`Progress report’ on Silt presented
Anybody who says you can’t fight City Hall hasn’t met Shannon Bailey.
The Silt resident single-handedly created, printed, distributed, collected and compiled the results of a survey – she calls it a “progress report” – regarding Silt’s town government and staff. Bailey was to present the results of her five-page, 37-question report at the Silt Board of Trustees meeting Monday night.
“I’ve been hearing a lot of complaints,” she said, “and it wasn’t just from one, two or five people. I felt if I documented these concerns we could do something about them.”
Bailey came up with the questions on the survey “off the top of my head,” she said. The questions concern the performance of the mayor, town administrator, community development director and building inspector. Printing costs were paid by private donations, she said.
Bailey went to the local public utilities office earlier this summer and discovered there are 890 households registered in the town of Silt. Going door to door, she hand-delivered 510 surveys. “Out of all those people, only three people didn’t want to fill one out,” she said.
Bailey also printed an ad in this newspaper offering a survey to any Silt resident who wanted one. Bailey said residents completed and returned 8 percent of the surveys.
While news of the survey began circulating among Silt residents, town building inspector Dick Barrow resigned after taking a job on the Front Range. And on July 31, Silt town administrator Craig Ohlson abruptly resigned after his wife, Susan Jane Ohlson, admitted to keying Silt community development director Janet Steinbach’s car.
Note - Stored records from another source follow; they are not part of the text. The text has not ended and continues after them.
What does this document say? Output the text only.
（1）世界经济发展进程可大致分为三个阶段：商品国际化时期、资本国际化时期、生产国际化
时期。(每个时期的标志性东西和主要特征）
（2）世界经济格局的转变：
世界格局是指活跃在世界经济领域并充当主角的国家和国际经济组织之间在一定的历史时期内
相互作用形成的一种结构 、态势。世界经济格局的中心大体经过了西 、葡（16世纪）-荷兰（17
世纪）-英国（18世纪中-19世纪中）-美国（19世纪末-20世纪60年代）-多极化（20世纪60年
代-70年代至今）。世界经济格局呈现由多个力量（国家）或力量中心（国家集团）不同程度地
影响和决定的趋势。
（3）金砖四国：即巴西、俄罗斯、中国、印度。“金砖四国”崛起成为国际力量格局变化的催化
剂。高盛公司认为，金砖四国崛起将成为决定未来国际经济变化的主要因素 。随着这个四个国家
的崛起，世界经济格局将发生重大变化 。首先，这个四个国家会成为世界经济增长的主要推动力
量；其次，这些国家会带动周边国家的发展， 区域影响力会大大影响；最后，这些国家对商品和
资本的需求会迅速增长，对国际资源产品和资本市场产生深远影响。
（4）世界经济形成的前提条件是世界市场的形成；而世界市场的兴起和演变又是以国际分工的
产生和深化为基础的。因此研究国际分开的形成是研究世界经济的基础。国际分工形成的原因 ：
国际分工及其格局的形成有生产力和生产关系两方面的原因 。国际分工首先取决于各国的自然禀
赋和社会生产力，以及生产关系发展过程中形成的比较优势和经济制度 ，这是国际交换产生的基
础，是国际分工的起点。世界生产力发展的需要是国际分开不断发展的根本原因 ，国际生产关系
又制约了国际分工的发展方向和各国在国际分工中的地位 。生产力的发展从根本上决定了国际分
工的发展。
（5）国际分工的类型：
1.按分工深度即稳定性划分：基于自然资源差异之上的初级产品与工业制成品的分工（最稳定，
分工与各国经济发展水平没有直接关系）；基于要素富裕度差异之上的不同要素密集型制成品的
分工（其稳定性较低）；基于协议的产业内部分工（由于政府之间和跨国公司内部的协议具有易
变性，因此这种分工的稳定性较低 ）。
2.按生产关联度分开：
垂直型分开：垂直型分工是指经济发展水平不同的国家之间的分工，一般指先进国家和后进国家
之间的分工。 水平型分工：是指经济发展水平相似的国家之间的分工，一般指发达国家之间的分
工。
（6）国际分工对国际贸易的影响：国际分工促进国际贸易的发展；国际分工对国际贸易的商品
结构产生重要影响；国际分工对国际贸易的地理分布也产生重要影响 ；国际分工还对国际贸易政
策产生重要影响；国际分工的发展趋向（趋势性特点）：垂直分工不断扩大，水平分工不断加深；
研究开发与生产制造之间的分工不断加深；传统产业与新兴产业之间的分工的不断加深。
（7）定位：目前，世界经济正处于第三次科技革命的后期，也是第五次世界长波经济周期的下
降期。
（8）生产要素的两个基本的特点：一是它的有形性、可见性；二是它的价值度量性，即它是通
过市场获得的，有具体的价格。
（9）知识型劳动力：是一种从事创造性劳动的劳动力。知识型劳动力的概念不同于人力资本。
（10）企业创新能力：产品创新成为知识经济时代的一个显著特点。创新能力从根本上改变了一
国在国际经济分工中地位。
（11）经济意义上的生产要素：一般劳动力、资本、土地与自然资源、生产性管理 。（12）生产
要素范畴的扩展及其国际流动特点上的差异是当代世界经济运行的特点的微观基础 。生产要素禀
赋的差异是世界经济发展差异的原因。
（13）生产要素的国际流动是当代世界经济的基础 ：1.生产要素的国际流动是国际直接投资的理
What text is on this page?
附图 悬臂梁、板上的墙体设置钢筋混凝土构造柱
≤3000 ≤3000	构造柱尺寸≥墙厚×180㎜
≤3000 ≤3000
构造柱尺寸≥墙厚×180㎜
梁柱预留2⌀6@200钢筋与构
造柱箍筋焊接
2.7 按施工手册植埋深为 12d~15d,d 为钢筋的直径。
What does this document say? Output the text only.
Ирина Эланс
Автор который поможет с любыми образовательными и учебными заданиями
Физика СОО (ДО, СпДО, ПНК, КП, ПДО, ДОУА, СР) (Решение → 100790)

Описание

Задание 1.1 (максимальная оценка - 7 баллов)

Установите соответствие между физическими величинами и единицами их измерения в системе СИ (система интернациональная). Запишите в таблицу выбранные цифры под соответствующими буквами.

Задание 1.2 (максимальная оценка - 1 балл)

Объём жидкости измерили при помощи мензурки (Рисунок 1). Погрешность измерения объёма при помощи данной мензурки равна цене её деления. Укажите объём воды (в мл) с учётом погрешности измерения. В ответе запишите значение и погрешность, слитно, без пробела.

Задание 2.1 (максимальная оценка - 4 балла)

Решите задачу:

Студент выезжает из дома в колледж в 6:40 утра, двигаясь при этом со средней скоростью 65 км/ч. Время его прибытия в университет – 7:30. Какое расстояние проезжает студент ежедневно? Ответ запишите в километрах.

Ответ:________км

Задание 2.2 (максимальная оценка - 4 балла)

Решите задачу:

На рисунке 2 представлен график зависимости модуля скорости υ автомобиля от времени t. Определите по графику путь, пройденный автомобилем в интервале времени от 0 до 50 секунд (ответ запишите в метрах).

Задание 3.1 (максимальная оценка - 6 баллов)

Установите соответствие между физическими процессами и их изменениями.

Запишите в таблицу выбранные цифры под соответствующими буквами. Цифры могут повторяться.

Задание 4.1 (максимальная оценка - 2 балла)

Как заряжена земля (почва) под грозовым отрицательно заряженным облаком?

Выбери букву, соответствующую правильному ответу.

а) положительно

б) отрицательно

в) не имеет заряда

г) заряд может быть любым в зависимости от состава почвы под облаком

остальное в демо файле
“They say it was just coincidence,” Bailey said Monday. “I don’t know.”
The survey results – although unscientific and worded in a somewhat leading manner – indicate a general feeling of dissatisfaction with, or at least a lack of understanding of, town government.
One question asked if respondents would be “willing to attend a question-and-answer session between the mayor, board of trustees, town administration and the people of Silt.” Twenty-four answered “yes,” while three answered “no.”
Another question asked if respondents “believe(d) if the town of Silt, you, a resident or a person who conducts business within the town would benefit from demanding the resignation of the current mayor, the town administrator, community development director and building inspector.” Forty answered “yes,” and nine answered “no.”
Bailey said she’s not surprised at the negative comments that came back.
“I see a lot of dissatisfaction,” she said.
She’s hopeful now that the survey can be used to create some positive change within the town.
“I think the survey helped make people a little more aware,” she said. “Thirteen people didn’t even know that board of trustee meetings are open to the public. There were people who didn’t know that the meetings are televised.
“It’s a lot nicer to sit on your couch with your feet up eating ice cream and watching the meetings on TV than it is to go to Town Hall and sit on those hard chairs. Maybe now they’ll get a little more involved,” she said.
After her civic experience, does she have any desire to run for public office?
“I feel like I’m qualified, but I don’t feel like maybe I’m qualified enough,” she said. “All I know is change is going to happen, and we need to do it wisely.”